Com a chegada do verão, cresce a busca por soluções para emagrecimento, movimento popularmente conhecido como “projeto verão”. Nesse contexto, medicamentos à base de tirzepatida, como o Mounjaro, ganham espaço nas conversas sobre saúde e estética. Mas especialistas chamam atenção para os impactos indiretos dessas terapias em condições associadas ao excesso de peso, como a apneia do sono.
A apneia do sono é um distúrbio caracterizado por pausas repetidas na respiração durante o descanso noturno, o que compromete a oxigenação do organismo e a qualidade do sono. O excesso de peso é um dos principais fatores de risco da condição, já que o acúmulo de gordura no pescoço e no abdômen pode favorecer o colapso das vias aéreas durante o sono. Por isso, a perda de peso costuma fazer parte da estratégia terapêutica em muitos casos.
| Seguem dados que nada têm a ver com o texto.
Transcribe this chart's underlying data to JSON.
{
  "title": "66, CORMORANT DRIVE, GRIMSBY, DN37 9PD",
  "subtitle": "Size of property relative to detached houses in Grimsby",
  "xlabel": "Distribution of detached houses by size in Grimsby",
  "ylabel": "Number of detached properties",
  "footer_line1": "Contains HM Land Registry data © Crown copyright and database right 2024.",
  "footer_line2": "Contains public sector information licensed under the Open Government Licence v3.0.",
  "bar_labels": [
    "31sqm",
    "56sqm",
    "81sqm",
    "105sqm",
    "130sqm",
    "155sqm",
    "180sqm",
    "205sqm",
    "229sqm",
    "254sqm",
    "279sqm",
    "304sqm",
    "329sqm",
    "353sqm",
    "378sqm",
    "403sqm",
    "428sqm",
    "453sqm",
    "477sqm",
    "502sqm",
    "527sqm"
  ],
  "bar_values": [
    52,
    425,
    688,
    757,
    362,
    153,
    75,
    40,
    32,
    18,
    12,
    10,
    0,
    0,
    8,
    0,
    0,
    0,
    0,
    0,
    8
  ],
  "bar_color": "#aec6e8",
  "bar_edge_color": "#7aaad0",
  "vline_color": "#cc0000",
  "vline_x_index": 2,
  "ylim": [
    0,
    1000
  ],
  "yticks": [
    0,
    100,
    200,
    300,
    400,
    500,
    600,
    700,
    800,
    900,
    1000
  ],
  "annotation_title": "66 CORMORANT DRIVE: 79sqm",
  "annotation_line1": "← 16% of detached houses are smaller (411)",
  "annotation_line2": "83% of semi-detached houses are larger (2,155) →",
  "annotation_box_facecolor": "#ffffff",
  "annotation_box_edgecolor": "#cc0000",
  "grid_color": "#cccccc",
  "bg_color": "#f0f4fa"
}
Segundo especialistas, medicamentos como a tirzepatida podem contribuir nesse processo ao atuar no controle do apetite e no metabolismo, levando à redução de peso corporal. No entanto, é fundamental entender que esses medicamentos não tratam diretamente a apneia do sono e não substituem o uso do CPAP ou outras abordagens indicadas após avaliação médica.
“O emagrecimento pode reduzir a gravidade da apneia do sono em alguns pacientes, mas isso não significa que o medicamento seja um tratamento específico para o distúrbio. Ele pode ser um aliado dentro de um plano terapêutico mais amplo, sempre com acompanhamento médico e diagnóstico adequado”, afirma Sara Giampá, educadora física e pesquisadora científica da Biologix.
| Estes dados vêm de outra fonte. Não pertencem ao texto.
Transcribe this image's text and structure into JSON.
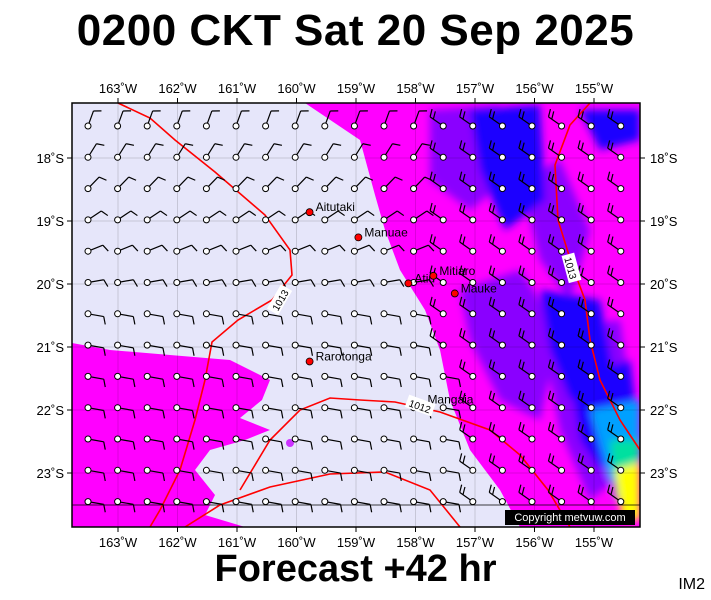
{
  "header": {
    "title": "0200 CKT Sat 20 Sep 2025"
  },
  "footer": {
    "forecast": "Forecast +42 hr",
    "image_tag": "IM2"
  },
  "map": {
    "lon_labels": [
      "163˚W",
      "162˚W",
      "161˚W",
      "160˚W",
      "159˚W",
      "158˚W",
      "157˚W",
      "156˚W",
      "155˚W"
    ],
    "lat_labels": [
      "18˚S",
      "19˚S",
      "20˚S",
      "21˚S",
      "22˚S",
      "23˚S"
    ],
    "places": [
      {
        "name": "Aitutaki",
        "lon": -159.78,
        "lat": -18.86
      },
      {
        "name": "Manuae",
        "lon": -158.96,
        "lat": -19.26
      },
      {
        "name": "Atiu",
        "lon": -158.12,
        "lat": -19.99
      },
      {
        "name": "Mitiaro",
        "lon": -157.7,
        "lat": -19.87
      },
      {
        "name": "Mauke",
        "lon": -157.34,
        "lat": -20.15
      },
      {
        "name": "Rarotonga",
        "lon": -159.78,
        "lat": -21.23
      },
      {
        "name": "Mangaia",
        "lon": -157.9,
        "lat": -21.91
      }
    ],
    "isobar_labels": [
      "1013",
      "1013",
      "1012"
    ],
    "copyright": "Copyright metvuw.com",
    "colors": {
      "calm": "#e6e6fa",
      "wind_light": "#ff00ff",
      "wind_mod": "#8a00ff",
      "wind_strong": "#1f00ff",
      "wind_stronger": "#00a0ff",
      "wind_max": "#ffff00",
      "isobar": "#ff0000",
      "place_marker": "#ff0000"
    }
  }
}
A especialista reforça ainda, que o uso indiscriminado desses medicamentos, motivado apenas por objetivos estéticos, pode trazer riscos. “Estamos falando de uma condição séria, associada a doenças cardiovasculares, metabólicas e cognitivas. Qualquer estratégia precisa considerar a saúde do sono como um todo, e não apenas a perda de peso”, explica Sara.
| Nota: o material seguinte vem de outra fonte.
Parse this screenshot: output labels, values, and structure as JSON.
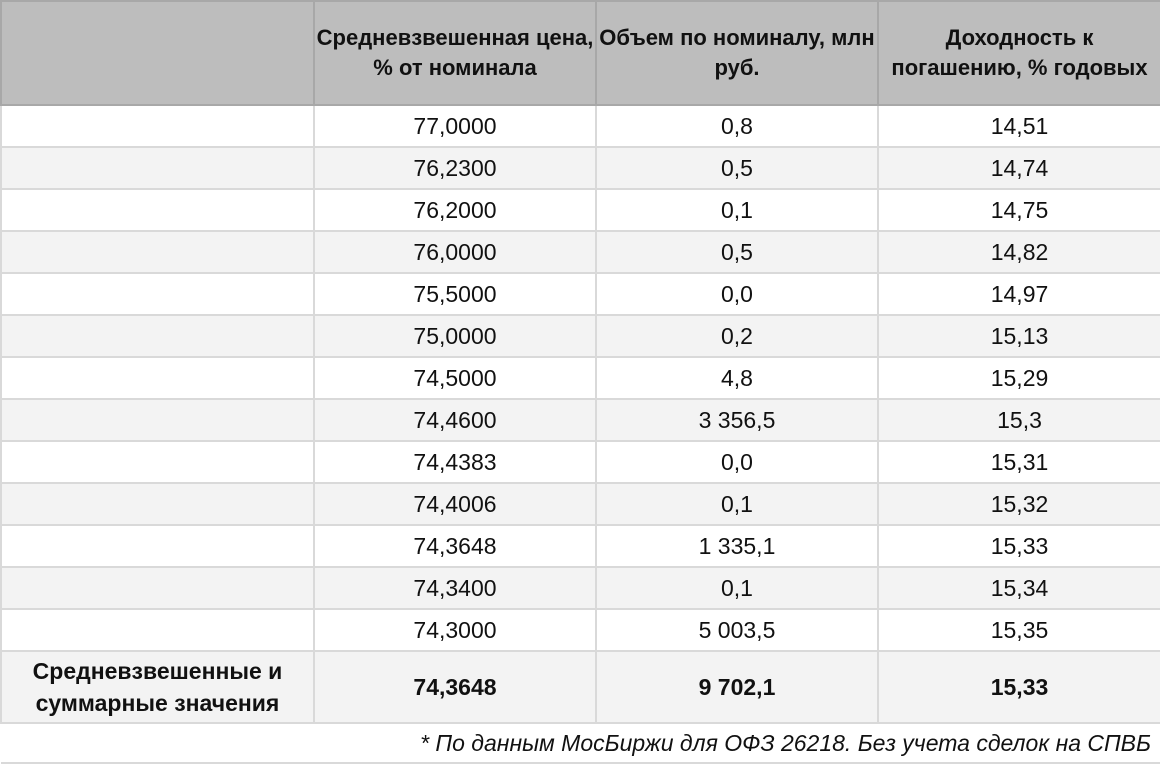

Outro ponto de atenção é que nem toda pessoa com apneia do sono tem excesso de peso, assim como nem todo paciente que emagrece deixa de apresentar o distúrbio. Por isso, o diagnóstico correto e o acompanhamento contínuo são essenciais. “A apneia exige avaliação clínica, exames específicos, como a polissonografia, e um plano individualizado. Medicamentos podem ter seu papel, mas não devem ser vistos como solução única ou milagrosa”, conclui Sara.